Broadcasters, marketers and media buyers agree that, because we now live in a video-on-demand world in which consumers control what they watch and when, the broadcast advertising model is broken. And while the media industry is still sorting through their predicament on television, perhaps the even more troubling news is that, due to the tough economic conditions the world faces going into 2009, all indications are that online ad spending will dip over the next year. What can media companies and advertisers do in this floundering ad ecosystem? The short answer: they will have to change the way advertising is bought and sold, measured and delivered.
Traditional television audiences are eroding. In October, the four biggest broadcast networks reported declines in audiences between the ages of 18 and 49. Many analysts believe that those eyeballs are moving from television to online. Advertising Age, in a study on social networking and its impact on television, found that 25% of users of social networking sites like Facebook indicated they were spending less time watching TV because of the time they were spending online. And more than a third of all 12 – 64 year olds online indicated they used social networking sites regularly. With audiences being siphoned away from television, and using time-shifting digital video recorder (DVR) technology like TiVo to skip ads while they are watching TV, advertising dollars to be had in the broadcast medium are on the decline.
So media companies should simply follow their audiences online, right? The picture is not that clear. The current economic climate is eroding ad spending across the board. TechCrunch indicates that in the third quarter, Google, Yahoo, Microsoft and AOL collectively eked out only a 0.6% increase in online advertising revenue quarter over quarter. MediaPost.com reports that, while online ad revenue is up 11% year-to-date, compared to last year’s growth of 26%, growth has all but stalled in 2008. They predict that 2009 will be the first flat year for online ad spending since 2003. Others offer an even gloomier outlook. In a survey of attendees at AdTech New York, private equity firm Halyard Capital found most predicted digital-marketing budgets would be down 10-20% in 2009.
And even worse news for media companies: rates that advertisers are paying for digital ad space, as traditionally measured by cost-per-thousand impressions (CPM), are trending downward. According to research by Morgan Stanley, the average CPM for a banner ad has dropped from $3 to $1 over the past decade. Consensus seems to be this is because of the proliferation of available inventory (places on the internet to display these ads). In China, advertisers are paying as little as $.05 CPM because of the rapid explosion of inventory. And MediaPost predicts that this decline in the rates advertisers are paying will extend to online video advertising in 2009, which is an area that has been enjoying a two year spike in CPMs.

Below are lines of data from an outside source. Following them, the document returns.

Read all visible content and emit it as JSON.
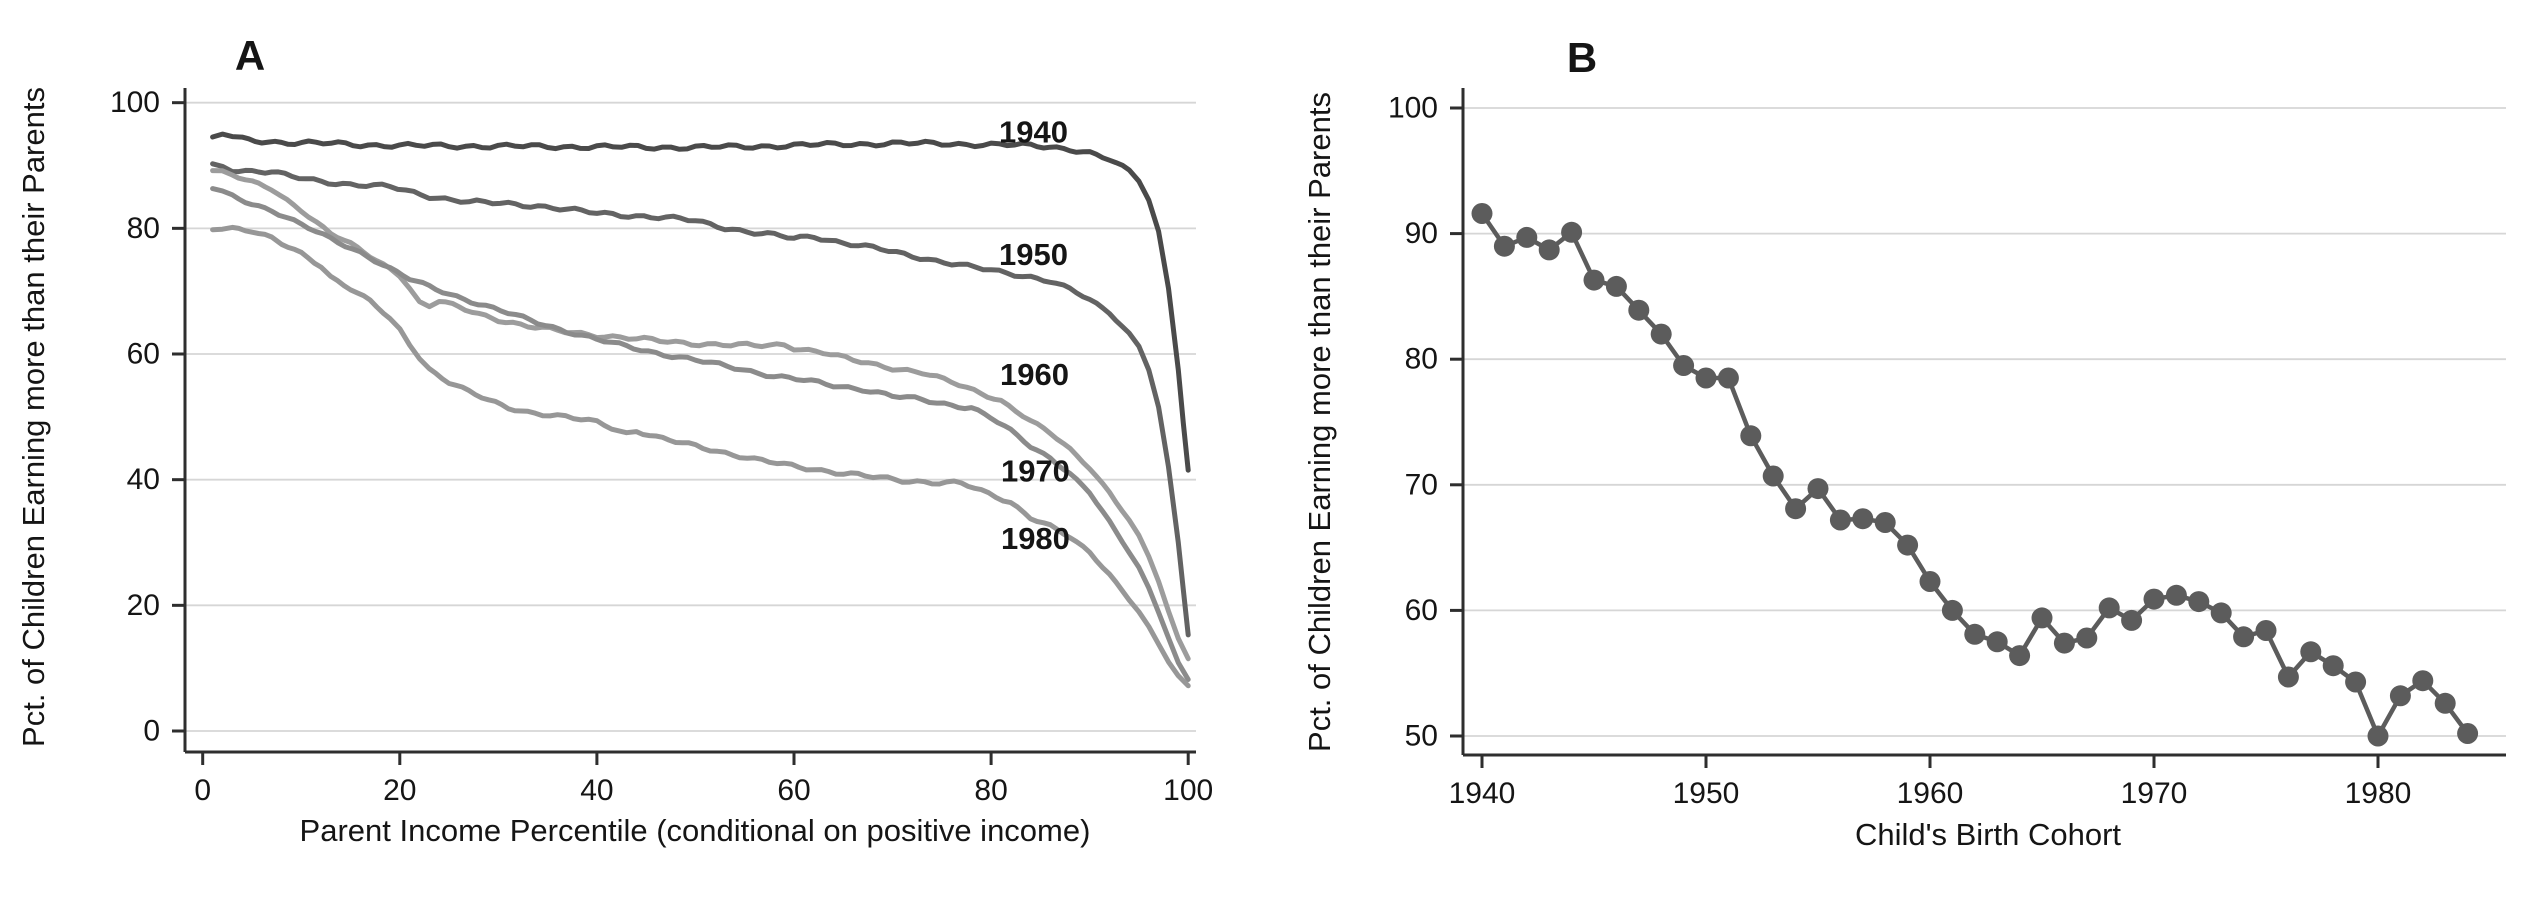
{
  "figure": {
    "background": "#ffffff"
  },
  "panels": [
    {
      "label": "A",
      "ylabel": "Pct. of Children Earning more than their Parents",
      "xlabel": "Parent Income Percentile (conditional on positive income)"
    },
    {
      "label": "B",
      "ylabel": "Pct. of Children Earning more than their Parents",
      "xlabel": "Child's Birth Cohort"
    }
  ],
  "chart_data": [
    {
      "panel": "A",
      "type": "line",
      "title": "",
      "xlabel": "Parent Income Percentile (conditional on positive income)",
      "ylabel": "Pct. of Children Earning more than their Parents",
      "x_ticks": [
        0,
        20,
        40,
        60,
        80,
        100
      ],
      "y_ticks": [
        0,
        20,
        40,
        60,
        80,
        100
      ],
      "xlim": [
        -2,
        101
      ],
      "ylim": [
        -3,
        105
      ],
      "grid": "horizontal",
      "legend_position": "inline-labels",
      "series": [
        {
          "name": "1940",
          "color": "#4a4a4a",
          "label_x": 84.3,
          "label_y": 95.3,
          "points": [
            [
              1,
              94.3
            ],
            [
              2,
              95.0
            ],
            [
              3,
              94.6
            ],
            [
              4,
              94.2
            ],
            [
              6,
              93.9
            ],
            [
              8,
              93.7
            ],
            [
              10,
              93.6
            ],
            [
              13,
              93.5
            ],
            [
              16,
              93.3
            ],
            [
              20,
              93.2
            ],
            [
              25,
              93.1
            ],
            [
              30,
              93.1
            ],
            [
              35,
              93.0
            ],
            [
              40,
              93.0
            ],
            [
              45,
              92.9
            ],
            [
              50,
              92.9
            ],
            [
              55,
              93.0
            ],
            [
              60,
              93.2
            ],
            [
              65,
              93.4
            ],
            [
              70,
              93.5
            ],
            [
              75,
              93.5
            ],
            [
              80,
              93.3
            ],
            [
              84,
              93.2
            ],
            [
              86,
              93.0
            ],
            [
              88,
              92.6
            ],
            [
              90,
              92.0
            ],
            [
              92,
              90.9
            ],
            [
              94,
              89.2
            ],
            [
              95,
              87.6
            ],
            [
              96,
              84.5
            ],
            [
              97,
              79.5
            ],
            [
              98,
              70.5
            ],
            [
              99,
              57.5
            ],
            [
              99.5,
              49.0
            ],
            [
              100,
              41.5
            ]
          ]
        },
        {
          "name": "1950",
          "color": "#636363",
          "label_x": 84.3,
          "label_y": 75.8,
          "points": [
            [
              1,
              90.1
            ],
            [
              2,
              89.8
            ],
            [
              3,
              89.4
            ],
            [
              5,
              89.1
            ],
            [
              7,
              89.0
            ],
            [
              9,
              88.2
            ],
            [
              12,
              87.5
            ],
            [
              15,
              87.0
            ],
            [
              19,
              86.6
            ],
            [
              23,
              85.1
            ],
            [
              27,
              84.2
            ],
            [
              31,
              83.9
            ],
            [
              34,
              83.6
            ],
            [
              37,
              83.0
            ],
            [
              40,
              82.4
            ],
            [
              44,
              82.0
            ],
            [
              47,
              81.7
            ],
            [
              50,
              81.2
            ],
            [
              53,
              80.1
            ],
            [
              56,
              79.3
            ],
            [
              58,
              78.9
            ],
            [
              60,
              78.4
            ],
            [
              62,
              78.7
            ],
            [
              65,
              77.7
            ],
            [
              68,
              76.9
            ],
            [
              72,
              75.6
            ],
            [
              76,
              74.4
            ],
            [
              80,
              73.3
            ],
            [
              84,
              72.3
            ],
            [
              86,
              71.6
            ],
            [
              88,
              70.3
            ],
            [
              90,
              68.6
            ],
            [
              92,
              66.6
            ],
            [
              94,
              63.3
            ],
            [
              95,
              61.3
            ],
            [
              96,
              57.5
            ],
            [
              97,
              51.5
            ],
            [
              98,
              42.0
            ],
            [
              99,
              30.0
            ],
            [
              99.5,
              22.5
            ],
            [
              100,
              15.3
            ]
          ]
        },
        {
          "name": "1960",
          "color": "#9c9c9c",
          "label_x": 84.4,
          "label_y": 56.7,
          "points": [
            [
              1,
              89.4
            ],
            [
              2,
              89.0
            ],
            [
              3,
              88.5
            ],
            [
              5,
              87.3
            ],
            [
              7,
              86.2
            ],
            [
              10,
              82.9
            ],
            [
              13,
              79.2
            ],
            [
              15,
              77.5
            ],
            [
              17,
              75.5
            ],
            [
              19,
              73.6
            ],
            [
              20,
              72.5
            ],
            [
              21,
              70.5
            ],
            [
              22,
              68.2
            ],
            [
              23,
              67.6
            ],
            [
              24,
              68.4
            ],
            [
              26,
              67.4
            ],
            [
              28,
              66.4
            ],
            [
              30,
              65.5
            ],
            [
              33,
              64.4
            ],
            [
              36,
              63.7
            ],
            [
              40,
              63.0
            ],
            [
              44,
              62.4
            ],
            [
              48,
              61.9
            ],
            [
              52,
              61.5
            ],
            [
              56,
              61.3
            ],
            [
              59,
              61.5
            ],
            [
              60,
              61.0
            ],
            [
              63,
              60.2
            ],
            [
              66,
              59.0
            ],
            [
              70,
              57.8
            ],
            [
              73,
              57.0
            ],
            [
              76,
              55.5
            ],
            [
              79,
              53.8
            ],
            [
              81,
              52.6
            ],
            [
              84,
              49.3
            ],
            [
              86,
              47.4
            ],
            [
              88,
              44.9
            ],
            [
              90,
              41.9
            ],
            [
              92,
              38.0
            ],
            [
              94,
              33.5
            ],
            [
              95,
              31.0
            ],
            [
              96,
              27.8
            ],
            [
              97,
              23.8
            ],
            [
              98,
              19.0
            ],
            [
              99,
              14.8
            ],
            [
              100,
              11.5
            ]
          ]
        },
        {
          "name": "1970",
          "color": "#8b8b8b",
          "label_x": 84.5,
          "label_y": 41.4,
          "points": [
            [
              1,
              86.4
            ],
            [
              2,
              85.8
            ],
            [
              3,
              85.1
            ],
            [
              5,
              83.9
            ],
            [
              7,
              82.9
            ],
            [
              10,
              80.6
            ],
            [
              13,
              78.3
            ],
            [
              16,
              76.2
            ],
            [
              19,
              73.6
            ],
            [
              21,
              71.9
            ],
            [
              23,
              70.7
            ],
            [
              25,
              69.6
            ],
            [
              28,
              68.0
            ],
            [
              31,
              66.5
            ],
            [
              34,
              65.0
            ],
            [
              37,
              63.6
            ],
            [
              40,
              62.3
            ],
            [
              43,
              61.2
            ],
            [
              46,
              60.2
            ],
            [
              50,
              59.0
            ],
            [
              54,
              57.8
            ],
            [
              58,
              56.5
            ],
            [
              61,
              55.8
            ],
            [
              64,
              55.0
            ],
            [
              67,
              54.4
            ],
            [
              70,
              53.3
            ],
            [
              73,
              52.7
            ],
            [
              76,
              51.9
            ],
            [
              78,
              51.5
            ],
            [
              80,
              49.8
            ],
            [
              82,
              47.8
            ],
            [
              84,
              45.3
            ],
            [
              86,
              43.5
            ],
            [
              88,
              41.0
            ],
            [
              90,
              37.9
            ],
            [
              92,
              33.3
            ],
            [
              94,
              28.5
            ],
            [
              95,
              26.0
            ],
            [
              96,
              22.8
            ],
            [
              97,
              19.0
            ],
            [
              98,
              14.8
            ],
            [
              99,
              10.8
            ],
            [
              100,
              8.2
            ]
          ]
        },
        {
          "name": "1980",
          "color": "#979797",
          "label_x": 84.5,
          "label_y": 30.6,
          "points": [
            [
              1,
              79.9
            ],
            [
              2,
              80.2
            ],
            [
              3,
              80.1
            ],
            [
              5,
              79.6
            ],
            [
              7,
              78.4
            ],
            [
              8,
              77.5
            ],
            [
              10,
              76.0
            ],
            [
              12,
              74.0
            ],
            [
              13,
              72.3
            ],
            [
              15,
              70.4
            ],
            [
              17,
              68.4
            ],
            [
              19,
              65.6
            ],
            [
              20,
              63.9
            ],
            [
              21,
              61.5
            ],
            [
              22,
              59.4
            ],
            [
              23,
              57.6
            ],
            [
              25,
              55.5
            ],
            [
              27,
              54.0
            ],
            [
              29,
              52.6
            ],
            [
              31,
              51.5
            ],
            [
              33,
              50.8
            ],
            [
              36,
              50.1
            ],
            [
              40,
              49.2
            ],
            [
              43,
              47.4
            ],
            [
              44,
              47.8
            ],
            [
              46,
              46.7
            ],
            [
              48,
              46.0
            ],
            [
              50,
              45.4
            ],
            [
              53,
              44.3
            ],
            [
              56,
              43.2
            ],
            [
              59,
              42.4
            ],
            [
              62,
              41.7
            ],
            [
              65,
              41.0
            ],
            [
              68,
              40.4
            ],
            [
              71,
              39.9
            ],
            [
              74,
              39.6
            ],
            [
              77,
              39.4
            ],
            [
              79,
              38.2
            ],
            [
              82,
              36.4
            ],
            [
              84,
              34.0
            ],
            [
              86,
              32.6
            ],
            [
              88,
              30.8
            ],
            [
              90,
              28.4
            ],
            [
              92,
              25.0
            ],
            [
              94,
              21.0
            ],
            [
              95,
              19.0
            ],
            [
              96,
              16.5
            ],
            [
              97,
              13.8
            ],
            [
              98,
              11.0
            ],
            [
              99,
              8.6
            ],
            [
              100,
              7.2
            ]
          ]
        }
      ]
    },
    {
      "panel": "B",
      "type": "scatter",
      "title": "",
      "xlabel": "Child's Birth Cohort",
      "ylabel": "Pct. of Children Earning more than their Parents",
      "x_ticks": [
        1940,
        1950,
        1960,
        1970,
        1980
      ],
      "y_ticks": [
        50,
        60,
        70,
        80,
        90,
        100
      ],
      "xlim": [
        1939.2,
        1985
      ],
      "ylim": [
        48.5,
        101.5
      ],
      "grid": "horizontal",
      "marker": "circle",
      "connected": true,
      "color": "#5c5c5c",
      "years": [
        1940,
        1941,
        1942,
        1943,
        1944,
        1945,
        1946,
        1947,
        1948,
        1949,
        1950,
        1951,
        1952,
        1953,
        1954,
        1955,
        1956,
        1957,
        1958,
        1959,
        1960,
        1961,
        1962,
        1963,
        1964,
        1965,
        1966,
        1967,
        1968,
        1969,
        1970,
        1971,
        1972,
        1973,
        1974,
        1975,
        1976,
        1977,
        1978,
        1979,
        1980,
        1981,
        1982,
        1983,
        1984
      ],
      "values": [
        91.6,
        89.0,
        89.7,
        88.7,
        90.1,
        86.3,
        85.8,
        83.9,
        82.0,
        79.5,
        78.5,
        78.5,
        73.9,
        70.7,
        68.1,
        69.7,
        67.2,
        67.3,
        67.0,
        65.2,
        62.3,
        60.0,
        58.1,
        57.5,
        56.4,
        59.4,
        57.4,
        57.8,
        60.2,
        59.2,
        60.9,
        61.2,
        60.7,
        59.8,
        57.9,
        58.4,
        54.7,
        56.7,
        55.6,
        54.3,
        50.0,
        53.2,
        54.4,
        52.6,
        50.2
      ]
    }
  ],
  "style": {
    "grid_color": "#d6d6d6",
    "axis_color": "#2e2e2e",
    "marker_radius": 10.5
  }
}
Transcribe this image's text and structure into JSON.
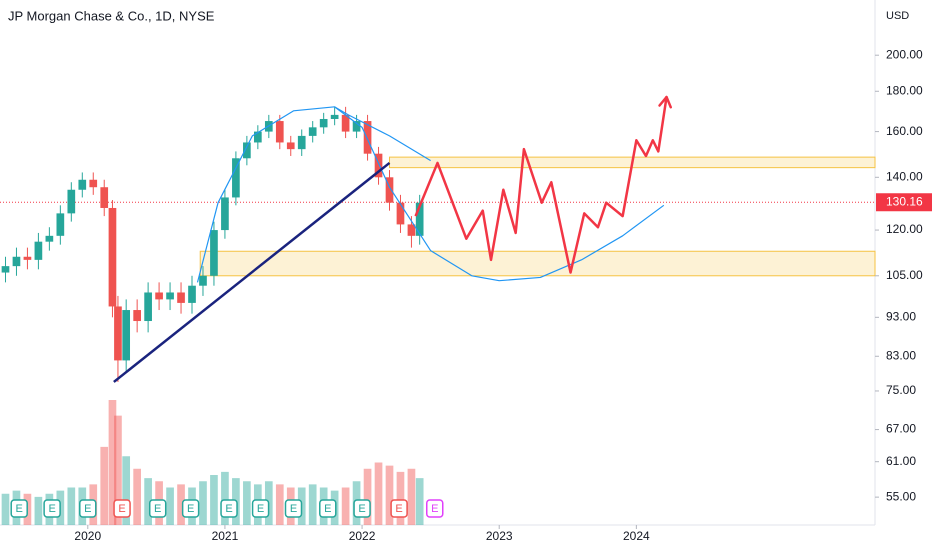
{
  "chart_data": {
    "type": "candlestick",
    "title": "JP Morgan Chase & Co., 1D, NYSE",
    "currency": "USD",
    "log_scale": true,
    "grid": false,
    "up_color": "#26a69a",
    "down_color": "#ef5350",
    "xlim": [
      2019.36,
      2025.74
    ],
    "xticks": [
      2020,
      2021,
      2022,
      2023,
      2024
    ],
    "ylim": [
      50.7,
      235
    ],
    "yticks": [
      {
        "value": 55,
        "label": "55.00"
      },
      {
        "value": 61,
        "label": "61.00"
      },
      {
        "value": 67,
        "label": "67.00"
      },
      {
        "value": 75,
        "label": "75.00"
      },
      {
        "value": 83,
        "label": "83.00"
      },
      {
        "value": 93,
        "label": "93.00"
      },
      {
        "value": 105,
        "label": "105.00"
      },
      {
        "value": 120,
        "label": "120.00"
      },
      {
        "value": 140,
        "label": "140.00"
      },
      {
        "value": 160,
        "label": "160.00"
      },
      {
        "value": 180,
        "label": "180.00"
      },
      {
        "value": 200,
        "label": "200.00"
      }
    ],
    "last_price": 130.16,
    "last_price_color": "#f23645",
    "x": [
      2019.4,
      2019.48,
      2019.56,
      2019.64,
      2019.72,
      2019.8,
      2019.88,
      2019.96,
      2020.04,
      2020.12,
      2020.18,
      2020.22,
      2020.28,
      2020.36,
      2020.44,
      2020.52,
      2020.6,
      2020.68,
      2020.76,
      2020.84,
      2020.92,
      2021.0,
      2021.08,
      2021.16,
      2021.24,
      2021.32,
      2021.4,
      2021.48,
      2021.56,
      2021.64,
      2021.72,
      2021.8,
      2021.88,
      2021.96,
      2022.04,
      2022.12,
      2022.2,
      2022.28,
      2022.36,
      2022.42
    ],
    "open": [
      106,
      108,
      111,
      110,
      116,
      118,
      126,
      135,
      139,
      136,
      128,
      96,
      82,
      95,
      92,
      100,
      98,
      100,
      97,
      102,
      105,
      120,
      132,
      148,
      155,
      160,
      165,
      155,
      152,
      158,
      162,
      166,
      168,
      160,
      165,
      150,
      140,
      130,
      122,
      118
    ],
    "high": [
      111,
      114,
      114,
      119,
      121,
      129,
      138,
      142,
      142,
      139,
      131,
      99,
      98,
      98,
      103,
      103,
      103,
      103,
      105,
      108,
      123,
      135,
      151,
      158,
      163,
      168,
      168,
      158,
      161,
      165,
      169,
      172,
      172,
      168,
      168,
      153,
      143,
      133,
      125,
      133
    ],
    "low": [
      103,
      105,
      107,
      107,
      113,
      115,
      123,
      132,
      133,
      125,
      93,
      77,
      79,
      89,
      89,
      95,
      95,
      94,
      94,
      99,
      102,
      117,
      129,
      145,
      152,
      157,
      152,
      149,
      149,
      155,
      159,
      163,
      157,
      157,
      147,
      137,
      127,
      119,
      114,
      115
    ],
    "close": [
      108,
      111,
      110,
      116,
      118,
      126,
      135,
      139,
      136,
      128,
      96,
      82,
      95,
      92,
      100,
      98,
      100,
      97,
      102,
      105,
      120,
      132,
      148,
      155,
      160,
      165,
      155,
      152,
      158,
      162,
      166,
      168,
      160,
      165,
      150,
      140,
      130,
      122,
      118,
      130
    ],
    "volume": [
      10,
      11,
      10,
      9,
      10,
      11,
      12,
      12,
      13,
      25,
      40,
      35,
      22,
      18,
      15,
      14,
      12,
      13,
      12,
      14,
      16,
      17,
      15,
      14,
      13,
      14,
      13,
      12,
      12,
      13,
      12,
      11,
      12,
      14,
      18,
      20,
      19,
      17,
      18,
      15
    ],
    "earnings": [
      {
        "x": 2019.5,
        "label": "E",
        "color": "#26a69a"
      },
      {
        "x": 2019.74,
        "label": "E",
        "color": "#26a69a"
      },
      {
        "x": 2020.0,
        "label": "E",
        "color": "#26a69a"
      },
      {
        "x": 2020.25,
        "label": "E",
        "color": "#ef5350"
      },
      {
        "x": 2020.51,
        "label": "E",
        "color": "#26a69a"
      },
      {
        "x": 2020.75,
        "label": "E",
        "color": "#26a69a"
      },
      {
        "x": 2021.03,
        "label": "E",
        "color": "#26a69a"
      },
      {
        "x": 2021.26,
        "label": "E",
        "color": "#26a69a"
      },
      {
        "x": 2021.5,
        "label": "E",
        "color": "#26a69a"
      },
      {
        "x": 2021.75,
        "label": "E",
        "color": "#26a69a"
      },
      {
        "x": 2022.0,
        "label": "E",
        "color": "#26a69a"
      },
      {
        "x": 2022.27,
        "label": "E",
        "color": "#ef5350"
      },
      {
        "x": 2022.53,
        "label": "E",
        "color": "#e040fb"
      }
    ],
    "drawings": {
      "zones": [
        {
          "x": [
            2020.82,
            2025.74
          ],
          "y": [
            105,
            112.8
          ],
          "color": "#f5c242"
        },
        {
          "x": [
            2022.2,
            2025.74
          ],
          "y": [
            144,
            148.5
          ],
          "color": "#f5c242"
        }
      ],
      "trendline": {
        "x": [
          2020.19,
          2022.2
        ],
        "y": [
          77,
          146
        ],
        "color": "#1a237e"
      },
      "arcs": [
        {
          "x": [
            2020.8,
            2020.95,
            2021.2,
            2021.5,
            2021.8,
            2022.0,
            2022.2,
            2022.5,
            2022.8,
            2023.0,
            2023.3,
            2023.6,
            2023.9,
            2024.2
          ],
          "y": [
            103,
            130,
            158,
            170,
            172,
            162,
            136,
            113,
            105,
            103.5,
            104.5,
            110,
            118,
            129
          ],
          "color": "#2196f3"
        },
        {
          "x": [
            2021.8,
            2021.9,
            2022.2,
            2022.5
          ],
          "y": [
            172,
            168,
            158,
            147
          ],
          "color": "#2196f3"
        }
      ],
      "projection": {
        "x": [
          2022.39,
          2022.55,
          2022.76,
          2022.88,
          2022.94,
          2023.03,
          2023.12,
          2023.18,
          2023.31,
          2023.38,
          2023.52,
          2023.62,
          2023.72,
          2023.78,
          2023.9,
          2024.0,
          2024.07,
          2024.12,
          2024.16,
          2024.22
        ],
        "y": [
          125,
          146,
          117,
          127,
          110,
          135,
          119,
          152,
          130,
          138,
          106,
          126,
          121,
          130,
          125,
          156,
          149,
          156,
          151,
          177
        ],
        "color": "#f23645"
      }
    }
  }
}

But what about those social networks to which television viewers are being drawn? Do they offer hope? Halyard Capital found that 68% of those surveyed believed social networks are in the “strongest position to expand” among the alternative marketing channels over the next two years. Advertisers see vast potential in social networking as a channel in which to better target advertising to consumers because of all of the personal information being shared. And content providers see opportunities to tie together traditional media and social networking. Broadcasters are starting to incorporate community features into their online video players. Companies like Joost are tapping into social networks like Facebook for social video sharing.
At first glance, then, social networks seem to apple search ads offer promise as an advertising haven in an economic downturn. Sites like Facebook, MySpace and YouTube boast a tremendous number of pageviews, a higher than average number of pageviews per user, and a longer average time-on-site. In a CPM-driven world, this massive pool of pageviews represents a virtual treasure trove of “inventory,” because of the sheer number of eyeballs. The problem, however, is that the data shows that the actual performance of ads on these social networks is absolutely dismal. Click-through rates on these sites are 10 to 100 times lower than the average for banner ads, which were already in the 0.1 percent to 1 percent range.
According to Dr. Augustine Fou, Senior VP of Digital Strategy at MRM Worldwide, a digital marketing agency, the very nature of social networking sites make them unsuitable for traditional advertising:
“While the largest Web 1.0 sites (Yahoo, CNET, New York Times, etc.) were content sites that aggregated massive audiences and supported large numbers of pageviews, the largest Web 2.0 sites are social networking sites. The nature of these two types of sites is very different. Users go to Web 1.0 sites and portals to read content or do e-mail by themselves. Users go to Web 2.0 social networks to interact with others and are usually so immersed in socializing they are even less likely to see, let alone act upon, ads, despite the large number of pageviews generated per session. This may partially explain the dramatically lower click rates for ads on social networking sites. ”
Ted McConnell, general manager-interactive marketing and innovation at Procter & Gamble Co., postulates that social networks are not only ineffective channels for advertising, they are wholly inappropriate places to market in which attempts to do so alienate consumers. McConnell poses the question to advertisers: “What in heaven’s name made you think you could monetize the real estate in which somebody is breaking up with their girlfriend?” He makes the point that “social media” is not really “media” at all. Media is a one-way communication that contains blank spaces that constitute inventory for advertising. Social networking is a dialog between consumers, in which advertising becomes disruptive. Consumers were not intending to create media, they were intending to talk to someone.